Penyesuaian harga kali ini difokuskan pada BBM berkualitas tinggi, dengan kenaikan cukup mencolok pada produk solar non-subsidi seperti Dexlite dan Pertamina Dex, serta bensin jenis Pertamax Turbo.
Sales Branch Manager Rayon III Kalimantan Tengah PT Pertamina Patra Niaga, Gesha Faithul Ajrin, menyampaikan bahwa perubahan harga tersebut merupakan kebijakan dari Pertamina pusat yang diberlakukan secara nasional.

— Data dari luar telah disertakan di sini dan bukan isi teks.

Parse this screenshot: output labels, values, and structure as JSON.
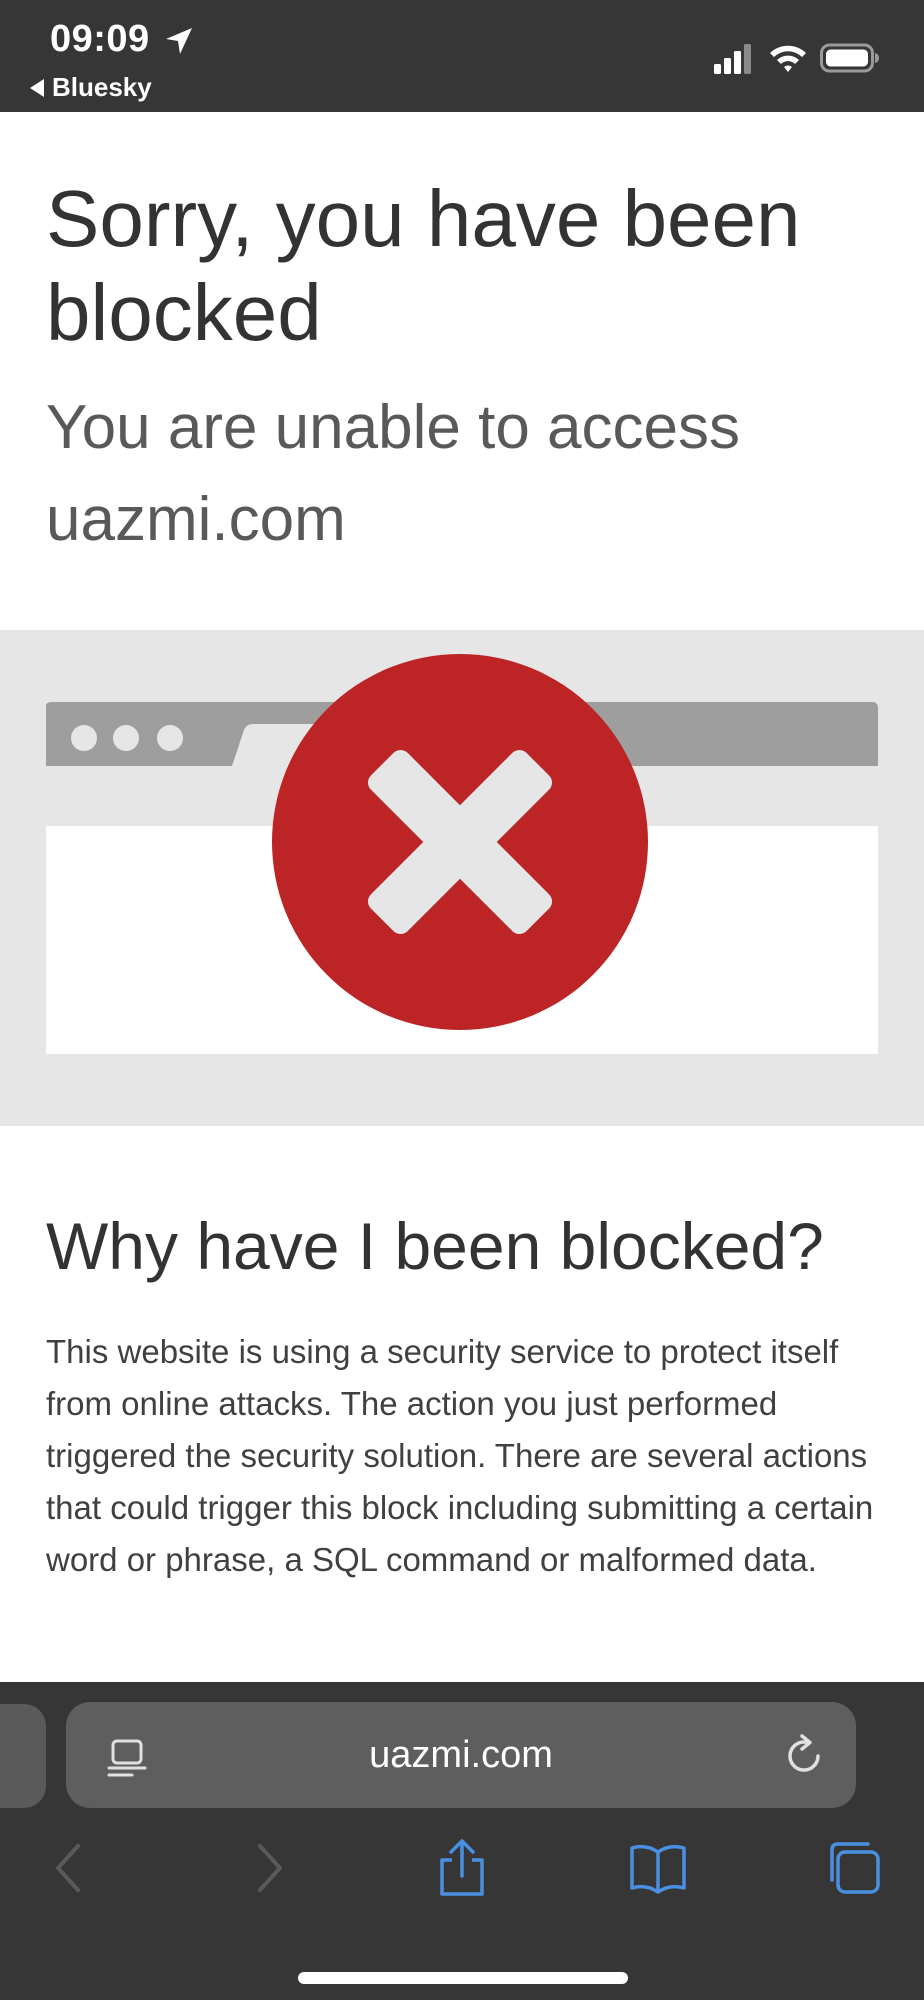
{
  "status_bar": {
    "time": "09:09",
    "back_app": "Bluesky",
    "icons": [
      "location-arrow-icon",
      "signal-icon",
      "wifi-icon",
      "battery-icon"
    ]
  },
  "hero": {
    "title": "Sorry, you have been blocked",
    "subtitle": "You are unable to access uazmi.com"
  },
  "illustration": {
    "icons": [
      "browser-window-icon",
      "blocked-x-icon"
    ],
    "colors": {
      "frame": "#9e9e9e",
      "tab": "#e6e6e6",
      "window": "#ffffff",
      "error_circle": "#bd2426",
      "x_mark": "#e6e6e6"
    }
  },
  "explanation": {
    "heading": "Why have I been blocked?",
    "body": "This website is using a security service to protect itself from online attacks. The action you just performed triggered the security solution. There are several actions that could trigger this block including submitting a certain word or phrase, a SQL command or malformed data."
  },
  "browser": {
    "address": "uazmi.com",
    "icons": [
      "reader-icon",
      "reload-icon",
      "back-icon",
      "forward-icon",
      "share-icon",
      "bookmarks-icon",
      "tabs-icon"
    ],
    "colors": {
      "chrome": "#363636",
      "pill": "#5e5e5e",
      "accent": "#4a90e2",
      "disabled": "#5a5a5a"
    }
  }
}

“Penyesuaian harga dilakukan serentak secara nasional dan merupakan kebijakan dari Pertamina Pusat,” ujarnya, Senin (4/5/2026).
Berdasarkan data yang dihimpun, harga Pertamax Turbo kini berada di angka Rp20.350 per liter, naik Rp500 dari sebelumnya Rp19.850 per liter.

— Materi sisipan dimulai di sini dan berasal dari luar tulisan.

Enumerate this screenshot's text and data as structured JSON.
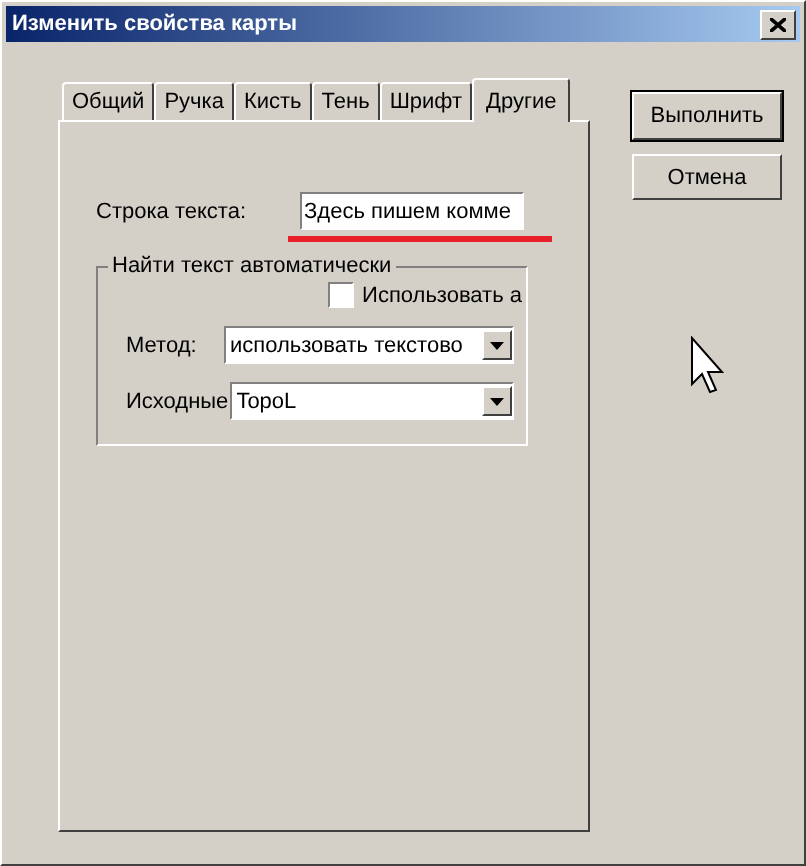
{
  "window": {
    "title": "Изменить свойства карты"
  },
  "tabs": [
    {
      "label": "Общий",
      "selected": false
    },
    {
      "label": "Ручка",
      "selected": false
    },
    {
      "label": "Кисть",
      "selected": false
    },
    {
      "label": "Тень",
      "selected": false
    },
    {
      "label": "Шрифт",
      "selected": false
    },
    {
      "label": "Другие",
      "selected": true
    }
  ],
  "text_line": {
    "label": "Строка текста:",
    "value": "Здесь пишем комме",
    "underlined": true
  },
  "auto_group": {
    "legend": "Найти текст автоматически",
    "checkbox": {
      "label": "Использовать а",
      "checked": false
    },
    "method": {
      "label": "Метод:",
      "value": "использовать текстово"
    },
    "source": {
      "label": "Исходные",
      "value": "TopoL"
    }
  },
  "buttons": [
    {
      "label": "Выполнить",
      "default": true
    },
    {
      "label": "Отмена",
      "default": false
    }
  ]
}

Sementara itu, kenaikan paling signifikan terjadi pada Dexlite. Harga bahan bakar diesel ini melonjak Rp2.450 per liter, dari Rp24.150 menjadi Rp26.600 per liter.

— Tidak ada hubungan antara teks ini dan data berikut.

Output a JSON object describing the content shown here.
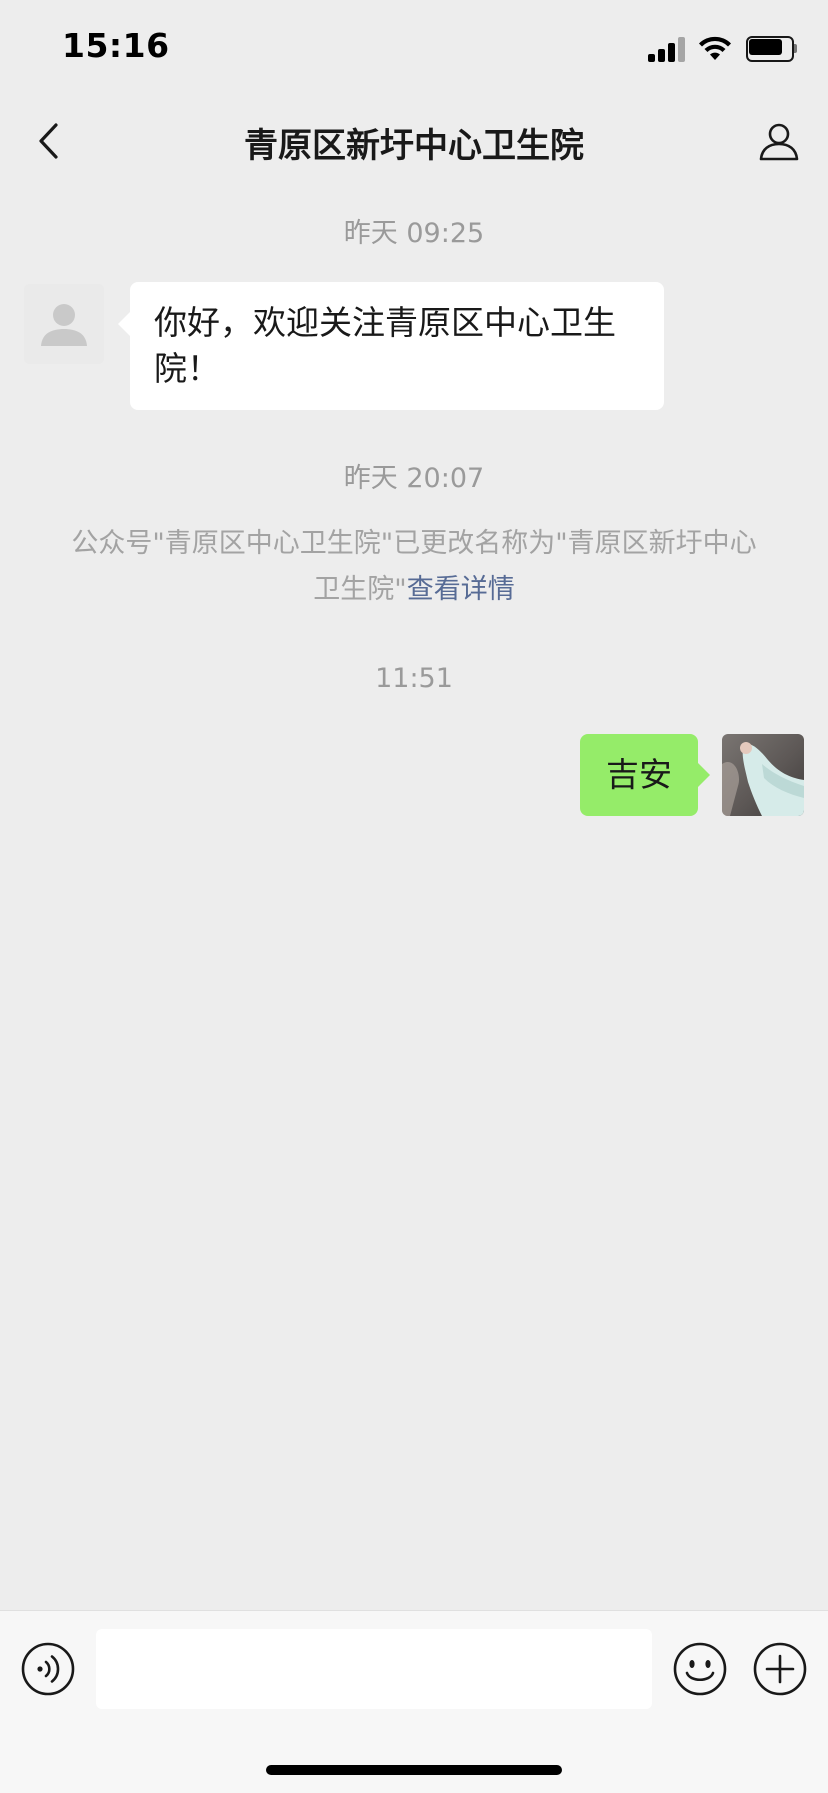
{
  "status_bar": {
    "time": "15:16",
    "battery_level": 0.82,
    "signal_bars": 3
  },
  "nav": {
    "title": "青原区新圩中心卫生院",
    "back_icon": "chevron-left-icon",
    "profile_icon": "person-icon"
  },
  "chat": {
    "timestamps": [
      "昨天 09:25",
      "昨天 20:07",
      "11:51"
    ],
    "incoming_message": "你好，欢迎关注青原区中心卫生院！",
    "system_notice": {
      "text": "公众号\"青原区中心卫生院\"已更改名称为\"青原区新圩中心卫生院\"",
      "link": "查看详情"
    },
    "outgoing_message": "吉安"
  },
  "input_bar": {
    "voice_icon": "voice-icon",
    "emoji_icon": "emoji-icon",
    "plus_icon": "plus-icon",
    "input_value": ""
  },
  "colors": {
    "background": "#ededed",
    "outgoing_bubble": "#95ec69",
    "incoming_bubble": "#ffffff",
    "link": "#576b95",
    "timestamp": "#9a9a9a"
  }
}
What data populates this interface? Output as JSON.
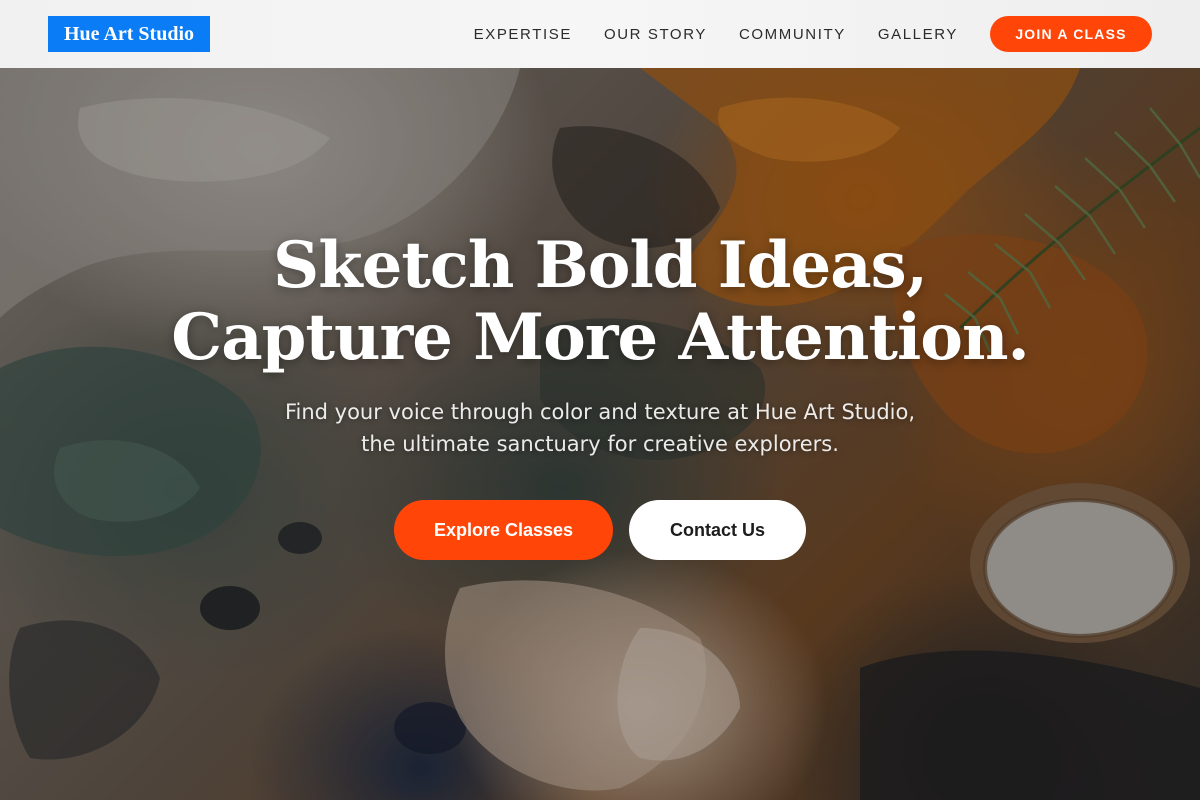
{
  "header": {
    "logo_text": "Hue Art Studio",
    "nav": [
      {
        "label": "EXPERTISE"
      },
      {
        "label": "OUR STORY"
      },
      {
        "label": "COMMUNITY"
      },
      {
        "label": "GALLERY"
      }
    ],
    "cta_label": "JOIN A CLASS"
  },
  "hero": {
    "headline_line1": "Sketch Bold Ideas,",
    "headline_line2": "Capture More Attention.",
    "subtitle_line1": "Find your voice through color and texture at Hue Art Studio,",
    "subtitle_line2": "the ultimate sanctuary for creative explorers.",
    "primary_button": "Explore Classes",
    "secondary_button": "Contact Us",
    "background_image": "abstract-oil-paint-texture"
  },
  "colors": {
    "accent": "#ff4508",
    "logo_bg": "#0a7cf5",
    "header_bg": "#f3f3f3",
    "text_light": "#ffffff",
    "nav_text": "#2b2b2b"
  }
}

Adapun Pertamina Dex juga mengalami kenaikan cukup tinggi, yakni Rp4.050 per liter. Dari sebelumnya Rp24.450, kini menjadi Rp28.500 per liter.
Di sisi lain, Pertamina memastikan bahwa tidak semua jenis BBM mengalami perubahan harga. Untuk Pertamax (RON 92), harga tetap bertahan di Rp12.600 per liter di wilayah Kalimantan Tengah.
Selain itu, BBM bersubsidi juga tidak mengalami penyesuaian. Harga Pertalite tetap di Rp10.000 per liter, sedangkan Solar subsidi berada di angka Rp6.800 per liter.
Kebijakan ini disebut sebagai bagian dari evaluasi berkala yang mengacu pada fluktuasi harga minyak mentah dunia dan rata-rata harga produk olahan minyak. Meski terjadi kenaikan pada sejumlah produk, Pertamina memastikan pasokan BBM di seluruh SPBU Kalimantan Tengah dalam kondisi aman dan mencukupi.
Masyarakat pun diimbau untuk tetap tenang dan melakukan aktivitas pengisian BBM seperti biasa.